La dix-septième charge : Le résultat

  1. Le résultat de ce qui précède est qu'il a été prouvé, hors de tout doute raisonnable, que la coordination et l'arrangement restrictif qui font l'objet du dix-septième acte d'accusation – le MPR combiné – auquel Zeiger, Harel, Nahum et Triple C étaient parties.  Par conséquent, je condamne Zeiger, Harel, Nahum et Triple C pour l'infraction d'être partie à un arrangement restrictif en vertu de l'article 47(a)(1) de la Loi sur la concurrence, tel qu'il a été rédigé à la veille de l'entrée en vigueur de l'amendement n° 21, ainsi que des articles 2(a), 2(b)(1), 2(b)(3), 4 et 55A de la Loi sur la concurrence.  La condamnation de Harel et Triple C repose également sur l'article 23(a)(2) du Code pénal.

La dix-huitième charge

La Dix-huitième charge : X-Servers  pour  le projet MPR - Balam de mars 2012

  1. La dix-huitième inculpation visait Shahar, Wei, Zeiger, Gilad et Harel. Selon l'acte d'accusation, au cours du mois de mars 2012, Maman Levi, Harel et Triple C ont approché Triple C afin d'obtenir des devis pour l'achat de X serveurs  pour  le projet MPR  (MPR(X)).  Les défendeurs susmentionnés ont été attribués au fait qu'à un moment proche du départ de la BMC, ils étaient parties à un accord selon lequel Wei soumettrait une offre plus élevée que celle de Harel afin de permettre à Harel de remporter  la BML MPR(X).  Il a également été attribué que le 14 mars 2012, Zeiger, Gilad et Harel ont tenté de participer à un accord selon lequel Triple C soumettrait une offre plus élevée que celle de Harel afin de permettre à Harel de remporter la balle MPR(X).  Selon les allégations, Wei et Harel ont soumis leurs propositions conformément à l'arrangement.  Triple C n'a pas soumis d'offre dans le cadre du MPR(X).  Harel a remporté et a été sélectionné pour réaliser le drone MPR(X  ) pour un montant d'environ 340 000 $.  Les défendeurs susmentionnés ont également été accusés d'avoir fait une fausse déclaration à Maman, selon laquelle leurs propositions avaient été soumises de manière indépendante, sans consultation, coordination ou contact avec un autre soumissionnaire, et en tout cas ils n'avaient pas divulgué le fait de la coordination entre eux (la fausse déclaration) et que, sur la base de cette fausse déclaration, l'avis de Maman concernant la validité des offres de Wei et Harel a été accepté et que l'offre de Harel a été acceptée comme gagnante.  Oshri a été crédité de ne pas avoir été supervisé et a tout fait pour éviter toute infraction en vertu de la loi sur la concurrence.

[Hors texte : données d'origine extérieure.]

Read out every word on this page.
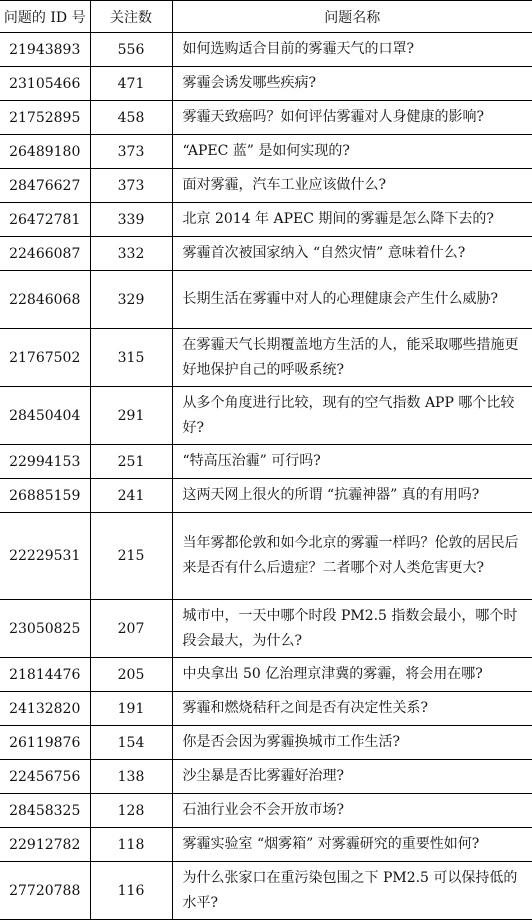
问题的 ID 号	关注数	问题名称
21943893	556	如何选购适合目前的雾霾天气的口罩?
23105466	471	雾霾会诱发哪些疾病?
21752895	458	雾霾天致癌吗？如何评估雾霾对人身健康的影响?
26489180	373	“APEC 蓝” 是如何实现的?
28476627	373	面对雾霾，汽车工业应该做什么?
26472781	339	北京 2014 年 APEC 期间的雾霾是怎么降下去的?
22466087	332	雾霾首次被国家纳入 “自然灾情” 意味着什么?
22846068	329	长期生活在雾霾中对人的心理健康会产生什么威胁?
21767502	315	在雾霾天气长期覆盖地方生活的人，能采取哪些措施更好地保护自己的呼吸系统?
28450404	291	从多个角度进行比较，现有的空气指数 APP 哪个比较好?
22994153	251	“特高压治霾” 可行吗?
26885159	241	这两天网上很火的所谓 “抗霾神器” 真的有用吗?
22229531	215	当年雾都伦敦和如今北京的雾霾一样吗？伦敦的居民后来是否有什么后遗症？二者哪个对人类危害更大?
23050825	207	城市中，一天中哪个时段 PM2.5 指数会最小，哪个时段会最大，为什么?
21814476	205	中央拿出 50 亿治理京津冀的雾霾，将会用在哪?
24132820	191	雾霾和燃烧秸秆之间是否有决定性关系?
26119876	154	你是否会因为雾霾换城市工作生活?
22456756	138	沙尘暴是否比雾霾好治理?
28458325	128	石油行业会不会开放市场?
22912782	118	雾霾实验室 “烟雾箱” 对雾霾研究的重要性如何?
27720788	116	为什么张家口在重污染包围之下 PM2.5 可以保持低的水平?
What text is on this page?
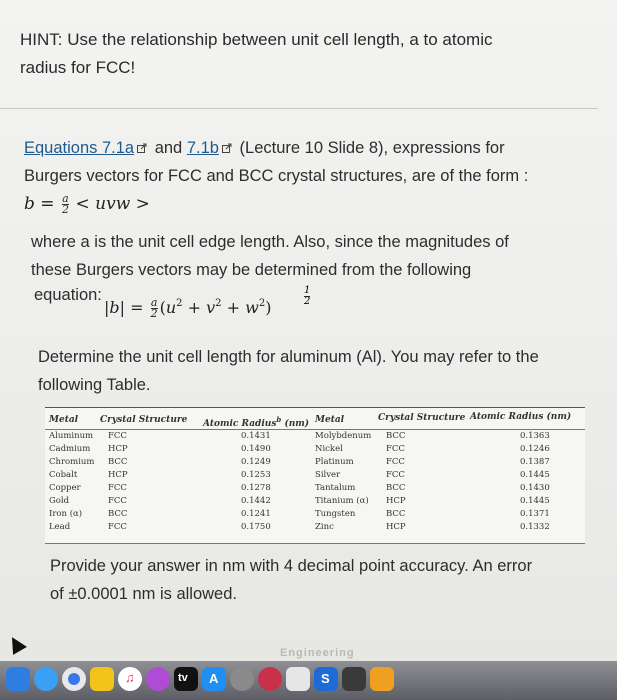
HINT: Use the relationship between unit cell length, a to atomic
radius for FCC!
Equations 7.1a and 7.1b (Lecture 10 Slide 8), expressions for
Burgers vectors for FCC and BCC crystal structures, are of the form :
$b = \frac{a}{2}$ < uvw >
where a is the unit cell edge length. Also, since the magnitudes of
these Burgers vectors may be determined from the following
equation:
$|b| = \frac{a}{2} (u^2 + v^2 + w^2)$
$\frac{1}{2}$
Determine the unit cell length for aluminum (Al). You may refer to the
following Table.
Metal Crystal Structure Atomic Radius$^b$ (nm) Metal	Crystal Structure Atomic Radius (nm)
Aluminum FCC	0.1431	Molybdenum BCC	0.1363
Cadmium HCP	0.1490	Nickel	FCC	0.1246
Chromium BCC	0.1249	Platinum	FCC	0.1387
Cobalt	HCP	0.1253	Silver	FCC	0.1445
Copper	FCC	0.1278	Tantalum	BCC	0.1430
Gold	FCC	0.1442	Titanium (α) HCP	0.1445
Iron (α)	BCC	0.1241	Tungsten	BCC	0.1371
Lead	FCC	0.1750	Zinc	HCP	0.1332
Provide your answer in nm with 4 decimal point accuracy. An error
of ±0.0001 nm is allowed.
Engineering
♫	tv A	S
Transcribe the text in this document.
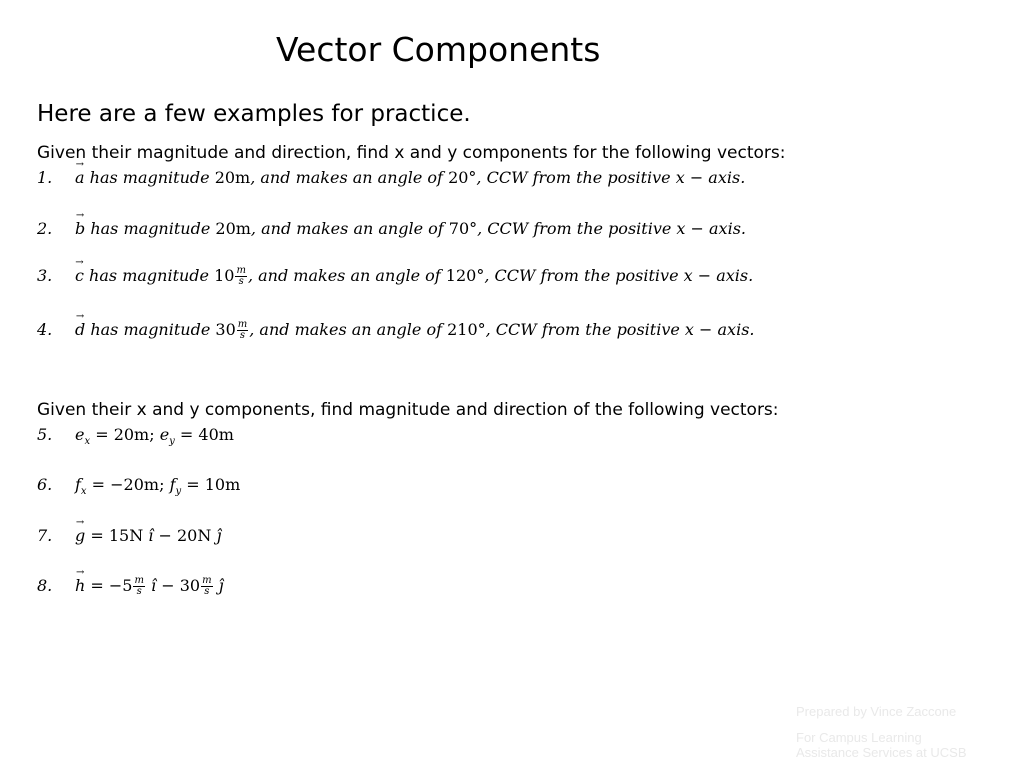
Vector Components
Here are a few examples for practice.
Given their magnitude and direction, find x and y components for the following vectors:
1.→ a has magnitude 20m, and makes an angle of 20°, CCW from the positive x − axis.
2.→ b has magnitude 20m, and makes an angle of 70°, CCW from the positive x − axis.
3.→ c has magnitude $10 \frac{m}{s}$ , and makes an angle of 120°, CCW from the positive x − axis.
4.→ d has magnitude $30 \frac{m}{s}$ , and makes an angle of 210°, CCW from the positive x − axis.
Given their x and y components, find magnitude and direction of the following vectors:
5. $e_x = 20m$; $e_y = 40m$
6. $f_x = -20m$; $f_y = 10m$
7.→ g = 15N î − 20N ĵ
$8.\to h = -5 \frac{m}{s}$ î − $30 \frac{m}{s}$ ĵ
Prepared by Vince Zaccone
For Campus Learning
Assistance Services at UCSB
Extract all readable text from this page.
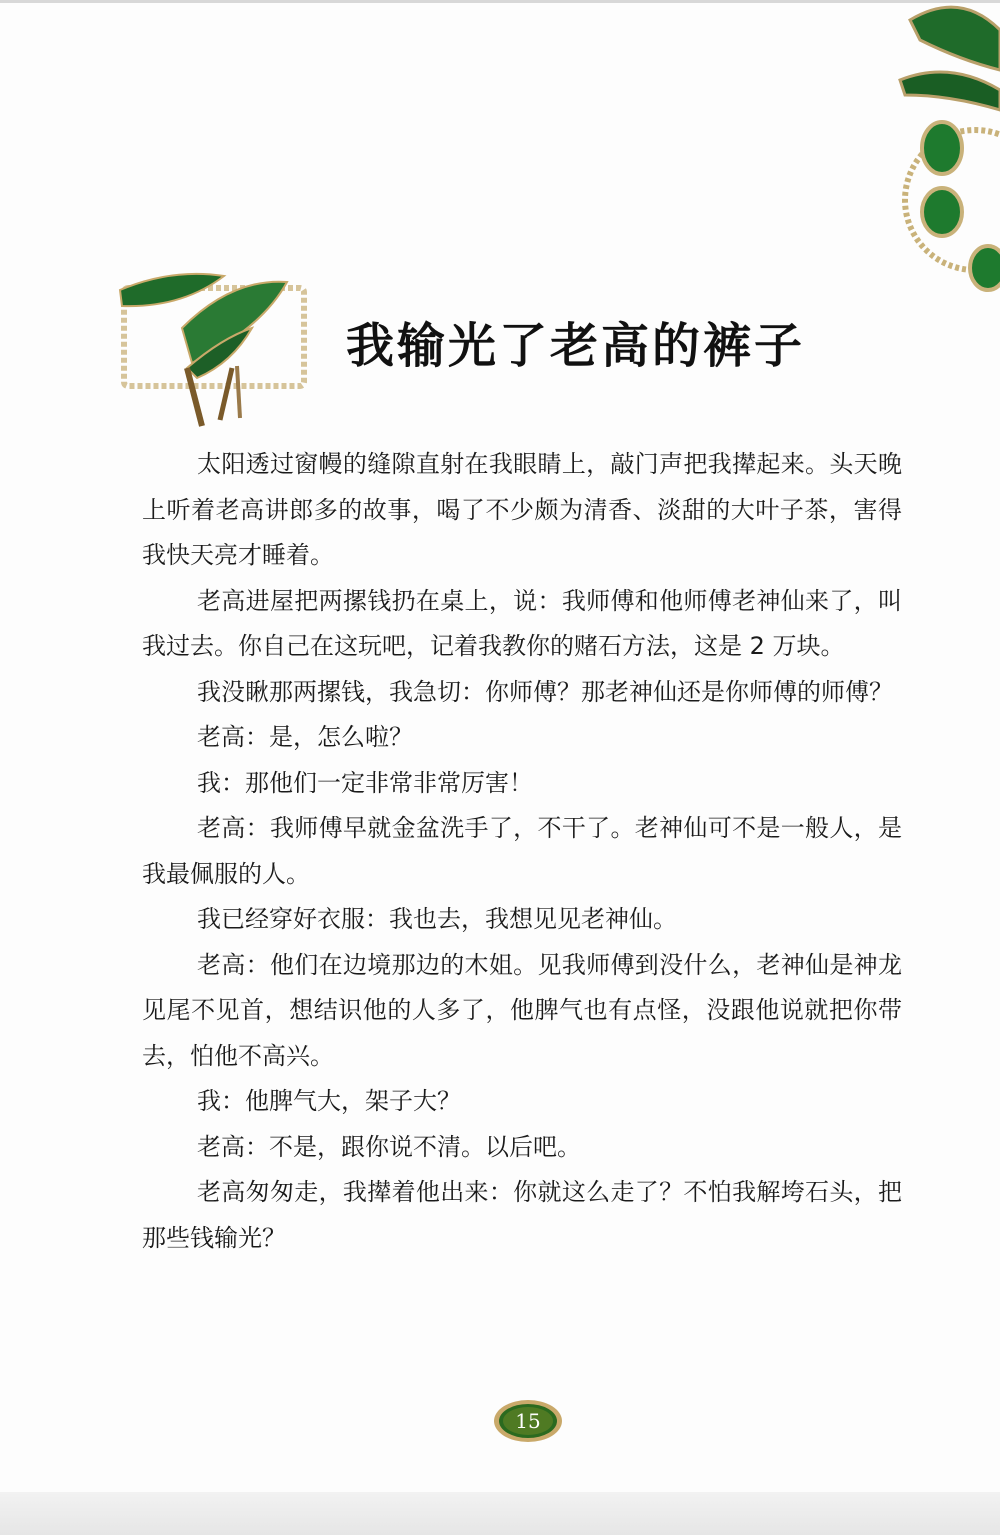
我输光了老高的裤子

太阳透过窗幔的缝隙直射在我眼睛上，敲门声把我撵起来。头天晚上听着老高讲郎多的故事，喝了不少颇为清香、淡甜的大叶子茶，害得我快天亮才睡着。

老高进屋把两摞钱扔在桌上，说：我师傅和他师傅老神仙来了，叫我过去。你自己在这玩吧，记着我教你的赌石方法，这是 2 万块。

我没瞅那两摞钱，我急切：你师傅？那老神仙还是你师傅的师傅？

老高：是，怎么啦？

我：那他们一定非常非常厉害！

老高：我师傅早就金盆洗手了，不干了。老神仙可不是一般人，是我最佩服的人。

我已经穿好衣服：我也去，我想见见老神仙。

老高：他们在边境那边的木姐。见我师傅到没什么，老神仙是神龙见尾不见首，想结识他的人多了，他脾气也有点怪，没跟他说就把你带去，怕他不高兴。

我：他脾气大，架子大？

老高：不是，跟你说不清。以后吧。

老高匆匆走，我撵着他出来：你就这么走了？不怕我解垮石头，把那些钱输光？

15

L'affaire de Shahar et Gilad s'est terminée, comme indiqué plus haut, par des accords de plaidoyer.  Shachar a été reconnu coupable d'une partie à un arrangement restrictif concernant le poste de police MPR(X)  (sans être accusé de réception frauduleuse).  Gilad a été reconnu coupable d'avoir été partie à un arrangement restrictif (sans attribuer l'infraction de tentative) et d'avoir reçu quelque chose de manière frauduleuse (sans circonstances aggravantes qui lui soient attribuées).  Comme mentionné ci-dessus, ce qui précède n'annule pas la possibilité de condamner Wei et Harel pour les infractions qui leur sont attribuées, dans la mesure où la culpabilité est prouvée au niveau requis (voir la discussion aux paragraphes 201-214 ci-dessus).